The Beethoven concerto dates from December 1945
and once past some poor broken octaves and what sounds like a
queasy side-join at 4.26 things settle down quite nicely. The
recording quality is otherwise quite acceptable for its date and
circumstances. The performance contains elements of Menuhin’s
loftiness and nobility of spirit, his tone still eloquent and
occasionally bewitching. Rodzinski contributes strongly though
his occasional brusqueness, whilst perhaps befitting Beethovenian
psychology, can tend toward the military. Accents can be trenchant
and brass can be unyielding. The Larghetto is really quite slow
with Menuhin vesting his paragraphs with increased tone colours
and vibrato. His intense expressivity, an inwardness amounting
almost to spiritual communion, is rapt in its stillness, though
the elegiac tone can be unvaried. In the finale Rodzinski is again
a little peremptory and Menuhin projects well, and even if some
sections hang fire fractionally this is still an impressive reading.
The Bach Double, one of his favourites, sees
him paired not for the first or last time with David Oistrakh.
They are joined by the Enescu Philharmonic conducted by George
Georgescu, amongst whose many accomplishments was a thoroughly
sympathetic command of Strauss’s idiom. This is a grandly romantic
performance warmly greeted by the Bucharest audience whose enthusiasm
I share. The recording is rather stark but can’t efface the gorgeous
interplay between the two, Menuhin playing secundo by the way.
The Bartók Second Concerto derives from
a Lucerne Festival performance in August 1947 in which he was
accompanied by L’Orchestre de la Suisse Romande conducted by Ernest
Ansermet. This was a work he recorded three times commercially,
twice with Dorati and in 1953 with Furtwängler. I believe
that this Ansermet performance, by six years the earliest known
example of Menuhin’s playing of the work, was once available on
a Bruno Walter Society LP. The discs begin rather roughly and
the sound is somewhat constricted but one can still listen through
these relative imperfections to hear Menuhin in a work so closely
associated with him. The opening movement is abundantly lyrical
and virtuosic, Menuhin shaping the line with intimacy and candour
and some real and vibrant playing graces the cadenza. True quite
a lot of orchestral detail is obscured, which makes a complete
enjoyment of this survival necessarily limited but in a release
devoted to the violinist one can but admire his intensely effulgent
tone and rhapsodic beauty in the Andante tranquillo as much as
his drive, élan and reflective generosity in the finale.

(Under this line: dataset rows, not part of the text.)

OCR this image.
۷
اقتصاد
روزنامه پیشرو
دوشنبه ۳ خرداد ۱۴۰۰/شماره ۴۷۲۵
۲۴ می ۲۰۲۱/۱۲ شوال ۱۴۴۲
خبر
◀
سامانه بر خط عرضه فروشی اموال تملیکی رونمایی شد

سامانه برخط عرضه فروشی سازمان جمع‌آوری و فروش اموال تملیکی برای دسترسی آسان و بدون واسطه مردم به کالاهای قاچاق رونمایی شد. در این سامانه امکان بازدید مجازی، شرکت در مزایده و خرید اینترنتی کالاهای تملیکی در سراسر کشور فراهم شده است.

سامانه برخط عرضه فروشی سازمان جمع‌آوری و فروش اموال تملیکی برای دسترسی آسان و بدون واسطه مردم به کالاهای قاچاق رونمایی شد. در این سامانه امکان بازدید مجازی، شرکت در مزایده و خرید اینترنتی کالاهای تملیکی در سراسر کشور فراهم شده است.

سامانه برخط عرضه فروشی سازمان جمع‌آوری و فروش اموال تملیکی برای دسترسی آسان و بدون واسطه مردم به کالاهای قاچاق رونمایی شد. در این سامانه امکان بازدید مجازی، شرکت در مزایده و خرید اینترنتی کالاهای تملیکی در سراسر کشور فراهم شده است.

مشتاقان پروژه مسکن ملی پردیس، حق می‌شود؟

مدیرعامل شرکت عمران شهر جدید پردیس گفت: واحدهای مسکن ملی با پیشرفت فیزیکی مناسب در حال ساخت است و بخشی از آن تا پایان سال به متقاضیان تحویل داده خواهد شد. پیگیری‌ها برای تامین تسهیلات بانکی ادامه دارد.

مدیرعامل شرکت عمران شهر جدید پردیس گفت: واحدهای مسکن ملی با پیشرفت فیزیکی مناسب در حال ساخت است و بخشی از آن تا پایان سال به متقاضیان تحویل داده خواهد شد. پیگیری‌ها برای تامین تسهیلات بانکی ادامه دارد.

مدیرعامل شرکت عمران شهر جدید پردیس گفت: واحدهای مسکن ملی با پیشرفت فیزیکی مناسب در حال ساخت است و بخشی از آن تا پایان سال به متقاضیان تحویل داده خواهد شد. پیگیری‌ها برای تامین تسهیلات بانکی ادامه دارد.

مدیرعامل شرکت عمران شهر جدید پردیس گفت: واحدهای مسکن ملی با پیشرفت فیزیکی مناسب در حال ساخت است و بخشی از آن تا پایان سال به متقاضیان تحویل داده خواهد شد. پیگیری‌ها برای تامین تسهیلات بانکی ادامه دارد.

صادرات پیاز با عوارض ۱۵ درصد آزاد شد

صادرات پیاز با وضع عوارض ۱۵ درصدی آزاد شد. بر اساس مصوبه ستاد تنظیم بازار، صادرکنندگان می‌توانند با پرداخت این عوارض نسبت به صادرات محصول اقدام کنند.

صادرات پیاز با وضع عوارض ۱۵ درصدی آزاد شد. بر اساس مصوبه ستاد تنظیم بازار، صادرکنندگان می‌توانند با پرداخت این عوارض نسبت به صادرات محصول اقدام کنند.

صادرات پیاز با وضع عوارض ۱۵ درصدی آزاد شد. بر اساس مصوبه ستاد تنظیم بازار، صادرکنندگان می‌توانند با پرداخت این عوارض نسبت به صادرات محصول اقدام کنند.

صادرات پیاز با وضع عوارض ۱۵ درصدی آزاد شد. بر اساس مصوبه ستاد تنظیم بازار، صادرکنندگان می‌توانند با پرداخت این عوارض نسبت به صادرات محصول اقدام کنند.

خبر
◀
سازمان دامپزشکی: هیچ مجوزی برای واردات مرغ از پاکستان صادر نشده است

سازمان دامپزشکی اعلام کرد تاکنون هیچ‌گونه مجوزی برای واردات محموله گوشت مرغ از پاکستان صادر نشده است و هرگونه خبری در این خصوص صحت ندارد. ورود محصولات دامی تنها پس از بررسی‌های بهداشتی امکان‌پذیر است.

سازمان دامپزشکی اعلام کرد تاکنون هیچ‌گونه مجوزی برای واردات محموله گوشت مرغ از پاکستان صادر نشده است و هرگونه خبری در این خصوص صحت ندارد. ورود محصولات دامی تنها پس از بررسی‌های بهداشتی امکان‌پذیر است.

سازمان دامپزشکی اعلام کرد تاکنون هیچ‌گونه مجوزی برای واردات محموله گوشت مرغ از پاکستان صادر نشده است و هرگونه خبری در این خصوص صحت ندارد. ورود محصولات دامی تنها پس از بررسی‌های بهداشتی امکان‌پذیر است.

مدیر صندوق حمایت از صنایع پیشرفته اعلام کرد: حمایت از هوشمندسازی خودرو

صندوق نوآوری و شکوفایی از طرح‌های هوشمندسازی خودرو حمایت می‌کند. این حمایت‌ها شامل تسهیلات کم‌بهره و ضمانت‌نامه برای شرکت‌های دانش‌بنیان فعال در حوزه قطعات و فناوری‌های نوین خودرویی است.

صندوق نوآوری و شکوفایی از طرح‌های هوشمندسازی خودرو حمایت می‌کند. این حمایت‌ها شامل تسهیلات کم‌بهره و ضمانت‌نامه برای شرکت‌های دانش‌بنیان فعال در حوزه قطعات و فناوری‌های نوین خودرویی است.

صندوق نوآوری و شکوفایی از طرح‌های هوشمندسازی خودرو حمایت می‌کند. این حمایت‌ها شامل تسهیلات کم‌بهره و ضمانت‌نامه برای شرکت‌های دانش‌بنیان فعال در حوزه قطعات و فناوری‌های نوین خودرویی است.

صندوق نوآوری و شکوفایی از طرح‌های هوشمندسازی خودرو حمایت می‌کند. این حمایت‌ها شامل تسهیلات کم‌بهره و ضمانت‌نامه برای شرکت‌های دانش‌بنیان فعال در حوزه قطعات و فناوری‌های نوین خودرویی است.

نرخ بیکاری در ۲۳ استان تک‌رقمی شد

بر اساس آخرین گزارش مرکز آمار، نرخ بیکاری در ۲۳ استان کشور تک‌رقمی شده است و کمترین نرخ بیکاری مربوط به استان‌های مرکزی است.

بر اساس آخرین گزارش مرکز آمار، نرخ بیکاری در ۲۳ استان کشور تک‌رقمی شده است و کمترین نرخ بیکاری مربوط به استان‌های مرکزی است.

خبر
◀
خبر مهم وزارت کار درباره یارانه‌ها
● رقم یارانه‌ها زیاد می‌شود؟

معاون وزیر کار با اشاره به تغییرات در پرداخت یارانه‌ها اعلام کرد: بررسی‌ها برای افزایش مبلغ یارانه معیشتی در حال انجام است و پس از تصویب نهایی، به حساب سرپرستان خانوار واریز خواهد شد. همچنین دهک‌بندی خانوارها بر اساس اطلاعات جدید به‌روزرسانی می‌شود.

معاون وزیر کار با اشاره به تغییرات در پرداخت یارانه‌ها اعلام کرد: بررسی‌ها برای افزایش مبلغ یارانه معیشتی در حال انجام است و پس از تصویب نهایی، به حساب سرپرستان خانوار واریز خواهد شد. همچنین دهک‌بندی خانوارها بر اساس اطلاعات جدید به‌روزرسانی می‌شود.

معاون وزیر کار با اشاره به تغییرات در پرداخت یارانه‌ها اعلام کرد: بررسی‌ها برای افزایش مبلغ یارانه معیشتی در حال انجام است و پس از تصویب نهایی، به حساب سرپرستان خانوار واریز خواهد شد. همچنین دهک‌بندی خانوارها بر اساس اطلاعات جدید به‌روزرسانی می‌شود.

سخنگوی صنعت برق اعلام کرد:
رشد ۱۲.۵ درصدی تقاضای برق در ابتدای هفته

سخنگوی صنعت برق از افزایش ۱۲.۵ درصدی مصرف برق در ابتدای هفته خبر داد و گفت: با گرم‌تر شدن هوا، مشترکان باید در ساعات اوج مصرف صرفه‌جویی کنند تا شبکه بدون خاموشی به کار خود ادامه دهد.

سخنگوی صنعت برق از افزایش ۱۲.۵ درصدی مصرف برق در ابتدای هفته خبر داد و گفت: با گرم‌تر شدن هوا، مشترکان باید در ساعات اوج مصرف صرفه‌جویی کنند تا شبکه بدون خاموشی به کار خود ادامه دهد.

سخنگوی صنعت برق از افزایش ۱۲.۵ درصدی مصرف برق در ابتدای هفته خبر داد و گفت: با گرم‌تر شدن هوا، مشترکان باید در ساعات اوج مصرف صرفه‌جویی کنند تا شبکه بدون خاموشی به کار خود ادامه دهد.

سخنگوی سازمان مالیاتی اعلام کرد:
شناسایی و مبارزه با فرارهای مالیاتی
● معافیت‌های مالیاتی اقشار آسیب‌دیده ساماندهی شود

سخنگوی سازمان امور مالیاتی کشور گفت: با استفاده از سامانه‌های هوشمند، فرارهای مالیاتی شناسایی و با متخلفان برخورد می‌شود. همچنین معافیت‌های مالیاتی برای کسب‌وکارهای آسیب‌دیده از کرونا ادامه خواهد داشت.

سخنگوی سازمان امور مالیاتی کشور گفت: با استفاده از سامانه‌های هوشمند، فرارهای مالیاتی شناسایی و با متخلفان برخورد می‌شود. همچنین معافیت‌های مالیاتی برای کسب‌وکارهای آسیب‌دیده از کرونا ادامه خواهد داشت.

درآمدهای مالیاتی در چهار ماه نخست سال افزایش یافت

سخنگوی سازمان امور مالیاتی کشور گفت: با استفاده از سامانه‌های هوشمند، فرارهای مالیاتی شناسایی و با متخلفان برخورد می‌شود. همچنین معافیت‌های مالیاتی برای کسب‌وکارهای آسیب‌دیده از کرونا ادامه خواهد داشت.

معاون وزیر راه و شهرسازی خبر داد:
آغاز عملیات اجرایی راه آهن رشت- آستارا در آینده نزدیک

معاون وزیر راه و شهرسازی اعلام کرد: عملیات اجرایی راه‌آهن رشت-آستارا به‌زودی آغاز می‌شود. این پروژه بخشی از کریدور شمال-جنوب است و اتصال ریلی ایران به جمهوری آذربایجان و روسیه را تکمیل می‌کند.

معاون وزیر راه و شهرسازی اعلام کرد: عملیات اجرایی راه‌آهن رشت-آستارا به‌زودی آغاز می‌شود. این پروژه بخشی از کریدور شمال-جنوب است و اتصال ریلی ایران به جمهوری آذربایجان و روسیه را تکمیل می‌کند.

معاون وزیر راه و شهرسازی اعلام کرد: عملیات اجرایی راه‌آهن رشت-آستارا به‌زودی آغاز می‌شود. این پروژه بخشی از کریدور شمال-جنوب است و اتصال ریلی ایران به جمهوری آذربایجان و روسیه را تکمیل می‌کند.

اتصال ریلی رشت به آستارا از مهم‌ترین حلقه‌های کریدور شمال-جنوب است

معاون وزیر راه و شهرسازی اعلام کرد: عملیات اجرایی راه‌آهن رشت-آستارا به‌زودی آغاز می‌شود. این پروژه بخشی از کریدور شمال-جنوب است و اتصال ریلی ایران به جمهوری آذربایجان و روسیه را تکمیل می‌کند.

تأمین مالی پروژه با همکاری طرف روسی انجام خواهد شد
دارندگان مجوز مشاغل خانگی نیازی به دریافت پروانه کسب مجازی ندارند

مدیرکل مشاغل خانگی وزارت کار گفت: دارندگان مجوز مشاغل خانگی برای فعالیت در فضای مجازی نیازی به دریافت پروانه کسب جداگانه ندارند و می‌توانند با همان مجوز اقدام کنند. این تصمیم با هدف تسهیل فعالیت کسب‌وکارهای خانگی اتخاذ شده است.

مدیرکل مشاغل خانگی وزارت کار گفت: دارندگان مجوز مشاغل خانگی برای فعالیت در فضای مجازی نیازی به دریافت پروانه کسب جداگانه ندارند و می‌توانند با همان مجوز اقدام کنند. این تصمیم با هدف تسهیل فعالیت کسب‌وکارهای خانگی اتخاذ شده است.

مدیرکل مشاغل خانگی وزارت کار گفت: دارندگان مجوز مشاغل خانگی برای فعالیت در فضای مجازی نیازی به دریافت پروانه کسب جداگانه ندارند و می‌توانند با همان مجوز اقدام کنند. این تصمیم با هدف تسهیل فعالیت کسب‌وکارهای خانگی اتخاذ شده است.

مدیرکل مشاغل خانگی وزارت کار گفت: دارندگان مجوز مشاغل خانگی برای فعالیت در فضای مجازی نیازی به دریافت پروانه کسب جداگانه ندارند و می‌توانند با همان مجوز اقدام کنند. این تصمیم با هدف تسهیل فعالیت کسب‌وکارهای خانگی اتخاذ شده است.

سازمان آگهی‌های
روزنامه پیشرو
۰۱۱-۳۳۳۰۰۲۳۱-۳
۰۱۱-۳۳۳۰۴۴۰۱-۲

There is a 1978 San Francisco interview with Frederick Maroth
in which Menuhin reflects on his relationship with the composer
and characterises things in his pithy, unusual and thoughtful
way.
I won’t say much about the Lalo. It’s in horribly
glassy and blowsy sound and Menuhin sounds uncomfortably close
to the mike. He’s anyway in poor form intonationally and technically,
sounding unhappy, coarse-toned and often playing sharp. Stick
with the Enescu 1932, or the Fournet or Goossens if you have them.
Aside from this aberration what remains – and I wouldn’t for a
moment seek to deny the vicissitudes of the middle and later years
– is a musician of nobility and breadth, whose humanity is generally
well-served by this memorial release. The Beethoven and Lalo have
previously appeared before but only in Japan, the Bach in Russia.
The Bartók is apparently a first release on CD.